O veto parcial e a justificativa do Planalto

A Presidência comunicou o veto parcial por meio da Mensagem nº 738, de 3 de setembro de 2026, enviada ao Congresso.

No documento, o governo afirma que o veto ocorreu por “contrariedade ao interesse público” e informa que ministérios foram ouvidos antes da decisão.

O texto do Planalto aponta manifestação do Ministério de Minas e Energia e do Ministério do Desenvolvimento, Indústria, Comércio e Serviços sobre o dispositivo vetado.

  1. O Congresso aprovou o PL que institui o Profert.
  2. A Presidência sancionou a lei com veto parcial.
  3. O veto foi comunicado formalmente ao Legislativo.
  4. Deputados e senadores podem votar para manter ou derrubar o veto.

Se o Congresso derrubar o veto, o trecho volta a valer. Se mantiver, permanece excluído do texto final da lei, preservando a versão sancionada.

Próximos passos no Congresso e impactos no setor

O veto já consta na tramitação legislativa como VET 44/2026, o que permite acompanhamento formal do andamento.

O governo e bancadas do agro devem medir forças na votação do veto, porque o desenho final do programa pode alterar incentivos, controles e exigências para participantes.

Empresas do setor avaliam agora o texto efetivamente vigente e o que pode mudar caso o Congresso modifique o conteúdo com a derrubada do veto.

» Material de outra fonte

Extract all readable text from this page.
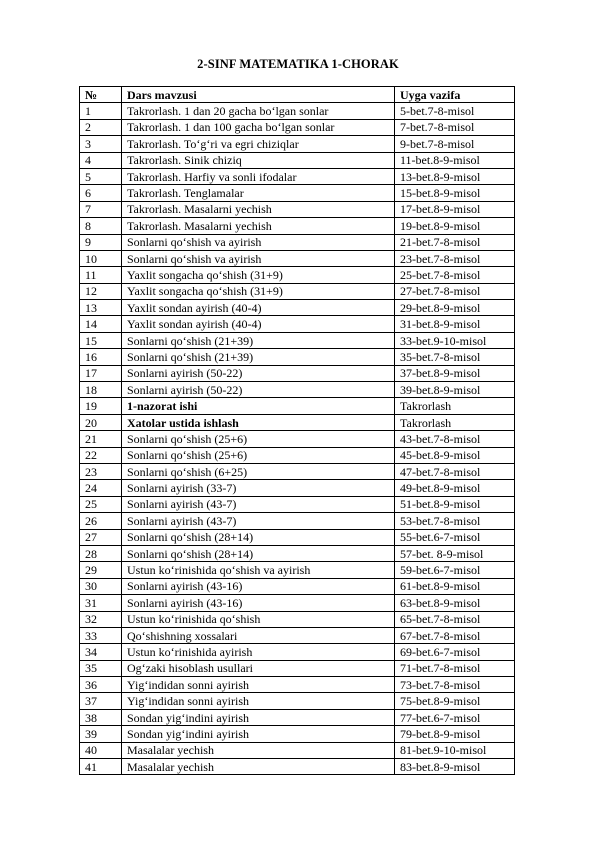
2-SINF MATEMATIKA 1-CHORAK
№	Dars mavzusi	Uyga vazifa
1	Takrorlash. 1 dan 20 gacha bo‘lgan sonlar	5-bet.7-8-misol
2	Takrorlash. 1 dan 100 gacha bo‘lgan sonlar	7-bet.7-8-misol
3	Takrorlash. To‘g‘ri va egri chiziqlar	9-bet.7-8-misol
4	Takrorlash. Sinik chiziq	11-bet.8-9-misol
5	Takrorlash. Harfiy va sonli ifodalar	13-bet.8-9-misol
6	Takrorlash. Tenglamalar	15-bet.8-9-misol
7	Takrorlash. Masalarni yechish	17-bet.8-9-misol
8	Takrorlash. Masalarni yechish	19-bet.8-9-misol
9	Sonlarni qo‘shish va ayirish	21-bet.7-8-misol
10	Sonlarni qo‘shish va ayirish	23-bet.7-8-misol
11	Yaxlit songacha qo‘shish (31+9)	25-bet.7-8-misol
12	Yaxlit songacha qo‘shish (31+9)	27-bet.7-8-misol
13	Yaxlit sondan ayirish (40-4)	29-bet.8-9-misol
14	Yaxlit sondan ayirish (40-4)	31-bet.8-9-misol
15	Sonlarni qo‘shish (21+39)	33-bet.9-10-misol
16	Sonlarni qo‘shish (21+39)	35-bet.7-8-misol
17	Sonlarni ayirish (50-22)	37-bet.8-9-misol
18	Sonlarni ayirish (50-22)	39-bet.8-9-misol
19	1-nazorat ishi	Takrorlash
20	Xatolar ustida ishlash	Takrorlash
21	Sonlarni qo‘shish (25+6)	43-bet.7-8-misol
22	Sonlarni qo‘shish (25+6)	45-bet.8-9-misol
23	Sonlarni qo‘shish (6+25)	47-bet.7-8-misol
24	Sonlarni ayirish (33-7)	49-bet.8-9-misol
25	Sonlarni ayirish (43-7)	51-bet.8-9-misol
26	Sonlarni ayirish (43-7)	53-bet.7-8-misol
27	Sonlarni qo‘shish (28+14)	55-bet.6-7-misol
28	Sonlarni qo‘shish (28+14)	57-bet. 8-9-misol
29	Ustun ko‘rinishida qo‘shish va ayirish	59-bet.6-7-misol
30	Sonlarni ayirish (43-16)	61-bet.8-9-misol
31	Sonlarni ayirish (43-16)	63-bet.8-9-misol
32	Ustun ko‘rinishida qo‘shish	65-bet.7-8-misol
33	Qo‘shishning xossalari	67-bet.7-8-misol
34	Ustun ko‘rinishida ayirish	69-bet.6-7-misol
35	Og‘zaki hisoblash usullari	71-bet.7-8-misol
36	Yig‘indidan sonni ayirish	73-bet.7-8-misol
37	Yig‘indidan sonni ayirish	75-bet.8-9-misol
38	Sondan yig‘indini ayirish	77-bet.6-7-misol
39	Sondan yig‘indini ayirish	79-bet.8-9-misol
40	Masalalar yechish	81-bet.9-10-misol
41	Masalalar yechish	83-bet.8-9-misol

Para o Executivo, a lei sancionada e o veto delimitam a implementação do Profert no curto prazo, reduzindo incertezas jurídicas enquanto a disputa legislativa não se encerra.

Já para o cidadão, a discussão tende a repercutir no médio prazo via oferta de insumos agrícolas, custo de produção, e potencial pressão (para cima ou para baixo) nos preços de itens da cesta.

Duvidas Sobre a Lei do Profert e o veto parcial de setembro de 2026

A sanção do Profert com veto parcial, formalizada entre 3 e 4 de setembro de 2026, abriu uma nova etapa no Congresso. Abaixo estão respostas diretas sobre o que vale agora e o que ainda pode mudar.

O Profert já está valendo ou depende de regulamentação?

Já está valendo como lei desde a publicação da sanção, mas a execução prática costuma exigir atos de gestão e possíveis normas complementares. O que muda no dia a dia depende do desenho operacional definido pelo governo.

O Congresso pode derrubar o veto do presidente?

Sim. Deputados e senadores podem votar para derrubar o veto em sessão conjunta, e, se isso ocorrer, o trecho vetado volta a integrar a lei. Se o veto for mantido, continua valendo a versão sancionada.

Isso pode afetar o preço dos alimentos?

Indiretamente, sim. Fertilizantes são um custo relevante da produção agrícola, e mudanças na oferta e no preço dos insumos podem repercutir na cadeia de alimentos ao longo do tempo, junto com câmbio, frete e clima.